No obstante, la labor de formar “mejores seres humanos” de La Hora del Cuento no se encuentra sólo en sus libros y en sus talleres gratuitos organizados para niños los domingos cada quince días. También se encuentra en su disposición para albergar y apoyar las diversas iniciativas de Idartes o de diversas instituciones para promover la lectura infantil en Colombia. Dos de ellas llaman mucho la atención: la iniciativa Libros al viento en la que, después de anotarse en una planilla de La Hora del Cuento, se puede llevar uno un libro gratuitamente de un estante dispuesto específicamente para ello y dejar, si así lo desea, otro libro en su lugar.
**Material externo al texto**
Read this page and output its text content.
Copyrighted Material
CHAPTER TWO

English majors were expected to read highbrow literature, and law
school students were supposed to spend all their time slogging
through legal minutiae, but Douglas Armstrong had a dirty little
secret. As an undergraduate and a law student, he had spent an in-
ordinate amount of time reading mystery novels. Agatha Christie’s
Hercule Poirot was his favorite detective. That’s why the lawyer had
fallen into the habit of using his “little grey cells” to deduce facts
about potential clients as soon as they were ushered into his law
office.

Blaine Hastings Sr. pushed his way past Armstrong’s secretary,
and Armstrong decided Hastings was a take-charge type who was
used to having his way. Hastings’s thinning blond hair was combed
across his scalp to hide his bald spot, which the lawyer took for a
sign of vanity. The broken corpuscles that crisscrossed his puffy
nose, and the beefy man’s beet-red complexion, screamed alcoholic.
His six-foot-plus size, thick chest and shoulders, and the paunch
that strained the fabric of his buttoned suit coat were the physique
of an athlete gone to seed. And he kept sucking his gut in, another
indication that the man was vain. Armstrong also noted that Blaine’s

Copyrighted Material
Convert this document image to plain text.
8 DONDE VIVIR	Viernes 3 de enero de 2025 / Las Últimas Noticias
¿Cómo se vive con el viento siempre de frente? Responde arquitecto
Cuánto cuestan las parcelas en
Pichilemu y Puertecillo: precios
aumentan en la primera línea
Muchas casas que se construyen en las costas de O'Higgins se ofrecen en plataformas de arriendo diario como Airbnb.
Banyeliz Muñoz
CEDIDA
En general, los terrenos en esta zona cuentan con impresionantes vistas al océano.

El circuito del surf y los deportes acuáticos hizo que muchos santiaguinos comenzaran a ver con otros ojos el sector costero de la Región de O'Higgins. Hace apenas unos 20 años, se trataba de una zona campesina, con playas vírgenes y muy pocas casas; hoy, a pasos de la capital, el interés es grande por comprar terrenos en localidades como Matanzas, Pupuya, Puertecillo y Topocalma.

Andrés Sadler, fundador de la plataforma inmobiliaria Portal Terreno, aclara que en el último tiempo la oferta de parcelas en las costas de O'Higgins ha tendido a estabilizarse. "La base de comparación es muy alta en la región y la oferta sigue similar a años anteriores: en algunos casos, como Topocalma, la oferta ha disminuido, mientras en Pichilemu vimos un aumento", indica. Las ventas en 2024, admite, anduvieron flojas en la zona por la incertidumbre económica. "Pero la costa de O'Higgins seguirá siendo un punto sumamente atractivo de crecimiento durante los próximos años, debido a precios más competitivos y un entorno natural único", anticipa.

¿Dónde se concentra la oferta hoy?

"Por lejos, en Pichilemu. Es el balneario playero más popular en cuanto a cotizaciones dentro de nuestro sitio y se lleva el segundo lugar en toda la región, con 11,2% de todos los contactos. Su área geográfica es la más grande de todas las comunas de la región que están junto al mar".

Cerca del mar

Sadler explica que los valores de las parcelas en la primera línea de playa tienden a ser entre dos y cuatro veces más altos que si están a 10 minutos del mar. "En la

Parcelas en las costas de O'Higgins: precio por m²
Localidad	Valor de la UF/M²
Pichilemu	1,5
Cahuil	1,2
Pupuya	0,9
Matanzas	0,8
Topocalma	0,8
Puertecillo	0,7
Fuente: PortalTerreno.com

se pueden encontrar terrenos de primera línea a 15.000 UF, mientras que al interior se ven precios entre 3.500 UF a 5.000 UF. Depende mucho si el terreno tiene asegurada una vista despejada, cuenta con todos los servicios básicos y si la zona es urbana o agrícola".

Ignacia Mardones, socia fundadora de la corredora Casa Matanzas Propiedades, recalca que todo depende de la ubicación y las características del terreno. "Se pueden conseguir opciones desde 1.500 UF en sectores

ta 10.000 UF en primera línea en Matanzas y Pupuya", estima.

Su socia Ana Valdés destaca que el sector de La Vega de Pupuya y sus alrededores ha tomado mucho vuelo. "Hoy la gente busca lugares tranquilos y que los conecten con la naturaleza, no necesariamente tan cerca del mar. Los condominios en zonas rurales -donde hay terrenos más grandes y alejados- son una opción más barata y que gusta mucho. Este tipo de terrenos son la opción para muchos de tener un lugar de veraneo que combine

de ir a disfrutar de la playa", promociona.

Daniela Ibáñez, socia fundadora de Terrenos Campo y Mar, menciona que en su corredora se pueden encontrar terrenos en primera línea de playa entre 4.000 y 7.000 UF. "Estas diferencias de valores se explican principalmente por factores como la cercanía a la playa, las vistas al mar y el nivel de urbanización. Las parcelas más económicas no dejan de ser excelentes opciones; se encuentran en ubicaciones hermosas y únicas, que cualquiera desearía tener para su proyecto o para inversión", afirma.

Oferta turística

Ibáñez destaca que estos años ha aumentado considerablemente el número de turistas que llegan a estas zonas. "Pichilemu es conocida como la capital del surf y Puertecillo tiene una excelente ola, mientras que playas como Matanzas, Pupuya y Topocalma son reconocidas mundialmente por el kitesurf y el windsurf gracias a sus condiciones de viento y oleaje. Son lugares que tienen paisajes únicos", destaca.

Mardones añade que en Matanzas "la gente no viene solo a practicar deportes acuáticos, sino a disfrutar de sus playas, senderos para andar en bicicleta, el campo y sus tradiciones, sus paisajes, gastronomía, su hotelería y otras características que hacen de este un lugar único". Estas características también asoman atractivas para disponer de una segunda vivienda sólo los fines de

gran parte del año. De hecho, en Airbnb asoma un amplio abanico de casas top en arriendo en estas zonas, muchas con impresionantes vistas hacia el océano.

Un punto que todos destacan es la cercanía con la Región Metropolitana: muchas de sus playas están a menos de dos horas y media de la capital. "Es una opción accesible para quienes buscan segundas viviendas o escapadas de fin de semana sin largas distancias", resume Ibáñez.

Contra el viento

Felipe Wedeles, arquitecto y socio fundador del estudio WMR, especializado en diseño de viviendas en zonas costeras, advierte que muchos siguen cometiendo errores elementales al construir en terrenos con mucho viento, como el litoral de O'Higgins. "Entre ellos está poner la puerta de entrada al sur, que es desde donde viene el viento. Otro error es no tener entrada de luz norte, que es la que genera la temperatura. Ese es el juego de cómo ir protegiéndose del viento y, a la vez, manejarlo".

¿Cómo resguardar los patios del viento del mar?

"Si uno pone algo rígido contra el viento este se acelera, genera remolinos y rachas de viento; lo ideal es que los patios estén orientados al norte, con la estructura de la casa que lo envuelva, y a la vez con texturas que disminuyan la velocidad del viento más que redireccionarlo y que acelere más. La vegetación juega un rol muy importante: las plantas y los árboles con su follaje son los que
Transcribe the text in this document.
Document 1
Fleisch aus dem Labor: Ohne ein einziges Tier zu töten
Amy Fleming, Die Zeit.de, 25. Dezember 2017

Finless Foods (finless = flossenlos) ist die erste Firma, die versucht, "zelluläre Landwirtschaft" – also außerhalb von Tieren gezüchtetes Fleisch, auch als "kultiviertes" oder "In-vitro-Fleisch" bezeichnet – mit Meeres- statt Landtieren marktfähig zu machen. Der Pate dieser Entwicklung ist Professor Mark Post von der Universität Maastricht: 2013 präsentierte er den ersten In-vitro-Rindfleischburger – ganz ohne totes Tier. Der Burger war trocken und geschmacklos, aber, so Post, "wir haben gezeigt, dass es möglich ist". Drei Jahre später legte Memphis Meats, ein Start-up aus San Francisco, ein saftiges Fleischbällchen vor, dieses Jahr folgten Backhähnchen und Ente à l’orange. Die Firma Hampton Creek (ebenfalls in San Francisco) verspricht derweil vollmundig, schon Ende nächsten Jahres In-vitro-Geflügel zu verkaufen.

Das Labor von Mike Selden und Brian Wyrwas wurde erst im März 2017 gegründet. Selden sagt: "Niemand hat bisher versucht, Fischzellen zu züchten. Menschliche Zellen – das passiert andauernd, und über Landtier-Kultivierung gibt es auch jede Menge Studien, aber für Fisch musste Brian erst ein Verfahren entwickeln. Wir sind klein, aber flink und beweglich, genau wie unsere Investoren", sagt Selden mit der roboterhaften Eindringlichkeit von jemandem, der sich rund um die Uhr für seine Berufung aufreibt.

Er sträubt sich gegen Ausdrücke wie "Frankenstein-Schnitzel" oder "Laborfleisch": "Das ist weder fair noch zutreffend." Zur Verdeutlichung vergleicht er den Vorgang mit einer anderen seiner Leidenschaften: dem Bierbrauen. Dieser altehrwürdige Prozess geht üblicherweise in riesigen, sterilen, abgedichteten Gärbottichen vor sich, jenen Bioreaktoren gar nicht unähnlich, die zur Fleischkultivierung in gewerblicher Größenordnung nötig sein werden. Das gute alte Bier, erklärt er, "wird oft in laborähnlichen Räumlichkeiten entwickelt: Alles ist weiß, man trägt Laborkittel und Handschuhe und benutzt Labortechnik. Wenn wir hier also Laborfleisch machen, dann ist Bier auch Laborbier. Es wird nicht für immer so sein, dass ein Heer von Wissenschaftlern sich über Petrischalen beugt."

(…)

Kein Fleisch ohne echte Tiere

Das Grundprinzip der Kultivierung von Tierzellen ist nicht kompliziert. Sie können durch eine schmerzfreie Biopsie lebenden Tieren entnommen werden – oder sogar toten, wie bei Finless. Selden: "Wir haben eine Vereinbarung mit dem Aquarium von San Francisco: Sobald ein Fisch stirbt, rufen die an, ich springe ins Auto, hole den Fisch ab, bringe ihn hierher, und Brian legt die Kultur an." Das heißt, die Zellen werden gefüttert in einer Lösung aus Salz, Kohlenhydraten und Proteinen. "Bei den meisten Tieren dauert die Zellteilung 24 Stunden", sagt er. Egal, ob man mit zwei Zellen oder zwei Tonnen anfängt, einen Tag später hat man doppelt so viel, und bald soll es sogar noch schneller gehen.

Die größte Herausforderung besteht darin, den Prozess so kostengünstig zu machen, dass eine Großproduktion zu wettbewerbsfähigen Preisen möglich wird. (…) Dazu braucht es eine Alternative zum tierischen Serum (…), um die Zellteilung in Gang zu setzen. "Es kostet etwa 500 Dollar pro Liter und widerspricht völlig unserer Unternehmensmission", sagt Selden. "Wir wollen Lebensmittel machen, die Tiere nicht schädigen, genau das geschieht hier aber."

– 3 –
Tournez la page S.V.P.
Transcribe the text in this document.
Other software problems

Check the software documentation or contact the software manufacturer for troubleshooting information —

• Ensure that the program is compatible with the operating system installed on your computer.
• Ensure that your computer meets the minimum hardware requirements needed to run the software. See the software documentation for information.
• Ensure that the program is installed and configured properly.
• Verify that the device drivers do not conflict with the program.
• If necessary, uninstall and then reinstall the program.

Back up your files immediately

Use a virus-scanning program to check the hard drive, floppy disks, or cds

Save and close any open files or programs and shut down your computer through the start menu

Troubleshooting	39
Y la de “Regalar un libro es mi cuento” mediante la cual se puede hacer llegar un libro de La Hora del Cuento a niños en diversas regiones del país con una dedicatoria para que ese niño pueda después ponerse en contacto con la persona que le regaló el libro.

 

“Quien lee no está haciendo algo, se está haciendo alguien”: esta frase de Pedro Laín que la dueña de La Hora del Cuento escribió en un tablero en medio de la librería resume muy bien la labor con los libros y los niños que llevan a cabo las hermanas Estela y Elvira Gómez desde la creación de la librería. Mediante sus libros no sólo pretenden inculcar el gusto por la lectura a los pequeños sino acercarles el mundo que los aguarda y, de esa manera, intentar prepararlos y enriquecerlos para que ellos contribuyan a hacerlo un mejor lugar para vivir cuando crezcan.